Winter Sunshine was Churchill's pseudonymous entry for the Royal Academy's Summer Exhibition. It did well, got exhibited, won some sort of prize. https://www.artuk.org/discover/artworks/winter-sunshine-chartwell-218648

Hitler's work is tellingly different: https://en.wikipedia.org/wiki/Paintings_by_Adolf_Hitler#/media/File:Adolf_Hitler_Der_Alte_Hof.jpg

Their work has two grounds of commonality; the first is that people feature very little in either repertoire. If they are there at all, Hitler's folk are stiff little dolls. His Virgin and child is an exception, and it's painfully bad, Mary cuddling her aryan cartoon-eyed Jesus. (https://en.wikipedia.org/wiki/Paintings_by_Adolf_Hitler#/media/File:HitlerMaryWithJesus.jpg )
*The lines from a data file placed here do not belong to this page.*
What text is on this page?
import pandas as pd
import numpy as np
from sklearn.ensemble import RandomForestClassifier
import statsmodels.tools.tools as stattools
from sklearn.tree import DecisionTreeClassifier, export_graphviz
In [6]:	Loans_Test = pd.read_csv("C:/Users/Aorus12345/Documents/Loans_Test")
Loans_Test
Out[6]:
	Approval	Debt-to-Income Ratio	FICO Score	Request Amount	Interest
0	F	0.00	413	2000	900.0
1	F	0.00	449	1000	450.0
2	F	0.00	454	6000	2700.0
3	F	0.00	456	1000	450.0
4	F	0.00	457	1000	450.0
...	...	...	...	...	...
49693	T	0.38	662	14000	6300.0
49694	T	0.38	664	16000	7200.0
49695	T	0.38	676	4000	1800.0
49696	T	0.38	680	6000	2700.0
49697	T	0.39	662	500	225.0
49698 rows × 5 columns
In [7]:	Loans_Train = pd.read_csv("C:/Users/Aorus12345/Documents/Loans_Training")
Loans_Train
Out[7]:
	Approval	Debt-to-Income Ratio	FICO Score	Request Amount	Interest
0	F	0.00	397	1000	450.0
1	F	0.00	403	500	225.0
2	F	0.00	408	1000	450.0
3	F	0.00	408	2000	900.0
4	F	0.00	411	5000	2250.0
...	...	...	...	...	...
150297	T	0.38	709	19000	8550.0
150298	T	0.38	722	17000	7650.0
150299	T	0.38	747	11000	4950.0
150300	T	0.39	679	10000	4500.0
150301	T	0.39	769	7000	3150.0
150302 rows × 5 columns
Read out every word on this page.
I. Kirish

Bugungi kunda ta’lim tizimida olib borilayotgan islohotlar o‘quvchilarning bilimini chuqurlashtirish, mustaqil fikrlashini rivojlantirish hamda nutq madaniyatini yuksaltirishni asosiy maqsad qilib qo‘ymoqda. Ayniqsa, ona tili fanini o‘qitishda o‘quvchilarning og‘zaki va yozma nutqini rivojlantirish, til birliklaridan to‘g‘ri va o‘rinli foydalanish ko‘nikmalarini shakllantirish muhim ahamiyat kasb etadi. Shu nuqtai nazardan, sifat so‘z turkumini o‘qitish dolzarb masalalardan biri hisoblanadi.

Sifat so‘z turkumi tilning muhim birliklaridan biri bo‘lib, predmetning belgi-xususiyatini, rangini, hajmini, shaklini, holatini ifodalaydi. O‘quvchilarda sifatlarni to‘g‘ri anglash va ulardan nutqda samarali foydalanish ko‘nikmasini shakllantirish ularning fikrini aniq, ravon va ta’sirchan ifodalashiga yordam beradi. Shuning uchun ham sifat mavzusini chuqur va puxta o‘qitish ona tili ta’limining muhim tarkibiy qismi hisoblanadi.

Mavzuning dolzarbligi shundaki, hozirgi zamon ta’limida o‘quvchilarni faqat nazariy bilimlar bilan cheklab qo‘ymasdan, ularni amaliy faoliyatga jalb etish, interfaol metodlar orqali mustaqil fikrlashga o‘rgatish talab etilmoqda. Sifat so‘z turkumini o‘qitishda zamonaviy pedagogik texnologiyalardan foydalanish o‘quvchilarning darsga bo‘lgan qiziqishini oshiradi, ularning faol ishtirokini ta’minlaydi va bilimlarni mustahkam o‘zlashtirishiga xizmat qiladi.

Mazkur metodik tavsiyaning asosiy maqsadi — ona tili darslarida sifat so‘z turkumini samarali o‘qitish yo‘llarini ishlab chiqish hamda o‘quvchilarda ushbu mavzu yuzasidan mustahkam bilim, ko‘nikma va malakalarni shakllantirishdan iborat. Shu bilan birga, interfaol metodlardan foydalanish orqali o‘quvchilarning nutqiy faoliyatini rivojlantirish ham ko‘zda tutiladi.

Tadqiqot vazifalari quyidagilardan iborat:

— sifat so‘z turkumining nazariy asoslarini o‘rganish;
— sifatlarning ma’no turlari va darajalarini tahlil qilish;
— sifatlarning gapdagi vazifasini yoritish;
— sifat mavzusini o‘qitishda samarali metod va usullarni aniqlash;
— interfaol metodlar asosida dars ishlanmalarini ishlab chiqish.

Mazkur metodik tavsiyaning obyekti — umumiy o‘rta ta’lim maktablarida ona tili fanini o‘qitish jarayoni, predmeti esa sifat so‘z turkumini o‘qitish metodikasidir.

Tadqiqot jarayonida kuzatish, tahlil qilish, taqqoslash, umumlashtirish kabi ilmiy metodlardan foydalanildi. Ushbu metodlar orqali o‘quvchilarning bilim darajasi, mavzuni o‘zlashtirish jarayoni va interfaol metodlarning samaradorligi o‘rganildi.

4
Churchill's folk are streaks of colour within colours, warm and sometimes a bit rubbish. Credit to him for trying something with 'Mary's First Speech.' (https://www.telegraph.co.uk/news/winston-churchill/11461768/9.4m-Churchill-paintings-given-to-the-nation-in-lieu-of-inheritance-tax.html)* God alone knows what the hands-on-hips gent is about, or why Sebastian Flyte saw fit to saunter into the pic and stare mournfully at Winnie's bricklaying.*

The second thing their work has in common is that, though competent, no-one would buy it if it was done by some random just trying to sell their talent. The paintings of Churchill and Hitler are celebrity souvenirs, little more. Chartwell, though, despite its elements of shrine... Chartwell is a creation worth loving.

* The article says, 40 Churchill paintings were given to the nation instead of inheritance tax. I cannot believe the nation accepted a deal like that. I'm a part of the nation and no-one asked me about it.